Moreover, when the p-layer and the n-layer are to be activated by laser annealing instead of electric furnace annealing, irradiation with a short single pulsed laser beam with a half-width of 100 ns or less such as a pulsed beam of an excimer laser can activate only to a shallow region from the surface. For example, in pn-successive layers on the bottom surface side of an FS type IGBT where the p-layer and the n-layer are successively provided from the bottom surface in that order, sufficient activation up to the n-layer is impossible. When irradiation is carried out with a beam of an all solid-state laser such as the YAG3ω laser used in a form of a single pulse, the irradiation, being carried out with a beam spot with a diameter of the order of 0.9 mm, for example, necessitates a long irradiation time. Thus, processing time for one wafer can be several hours. For example, annealing of a five-inch wafer takes on the order of two hours. Moreover, when one irradiation area is irradiated with a laser beam in which irradiation energy has been increased, traces of work damage by the laser irradiation sometime remain on the surface of the wafer.

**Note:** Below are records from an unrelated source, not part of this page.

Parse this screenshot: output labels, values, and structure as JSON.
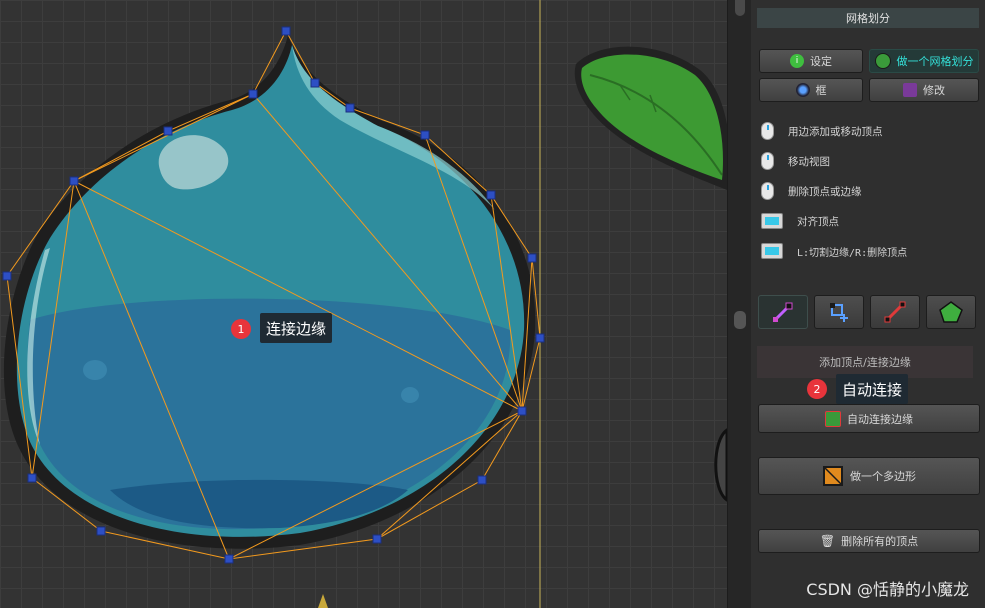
{
  "panel": {
    "title": "网格划分",
    "buttons": {
      "settings": "设定",
      "make_mesh": "做一个网格划分",
      "frame": "框",
      "modify": "修改"
    },
    "hints": [
      {
        "icon": "mouse-left-icon",
        "text": "用边添加或移动顶点"
      },
      {
        "icon": "mouse-middle-icon",
        "text": "移动视图"
      },
      {
        "icon": "mouse-right-icon",
        "text": "删除顶点或边缘"
      },
      {
        "icon": "keyboard-key-icon",
        "text": "对齐顶点"
      },
      {
        "icon": "keyboard-shift-icon",
        "text": "L:切割边缘/R:删除顶点"
      }
    ],
    "tools": [
      "add-vertex-tool-icon",
      "select-vertex-tool-icon",
      "edge-tool-icon",
      "polygon-tool-icon"
    ],
    "mode_label": "添加顶点/连接边缘",
    "auto_connect_label": "自动连接边缘",
    "make_polygon_label": "做一个多边形",
    "delete_all_label": "删除所有的顶点"
  },
  "annotations": {
    "tip1": {
      "badge": "1",
      "text": "连接边缘"
    },
    "tip2": {
      "badge": "2",
      "text": "自动连接"
    }
  },
  "watermark": "CSDN @恬静的小魔龙",
  "colors": {
    "accent_cyan": "#34e0d8",
    "edge_orange": "#f39a1e",
    "vertex_blue": "#2d4fc4",
    "badge_red": "#e8343b"
  }
}
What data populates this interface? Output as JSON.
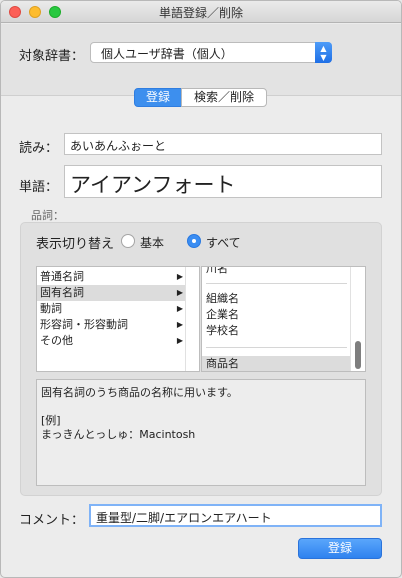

A laser irradiation device carrying out irradiation with a laser beam having a wavelength in the range of 300 nm to 600 nm can activate a substrate, having impurity ions implanted therein, to a deep region without making the laser beam pass through the substrate. It is, however, not easy to newly make up a laser irradiation device that can carry out irradiation with the above laser beam in a pulse having a full-width at half maximum as long as 100 ns or more.
The present invention is directed to overcoming or at least reducing the effects of one or more of the problems set forth above.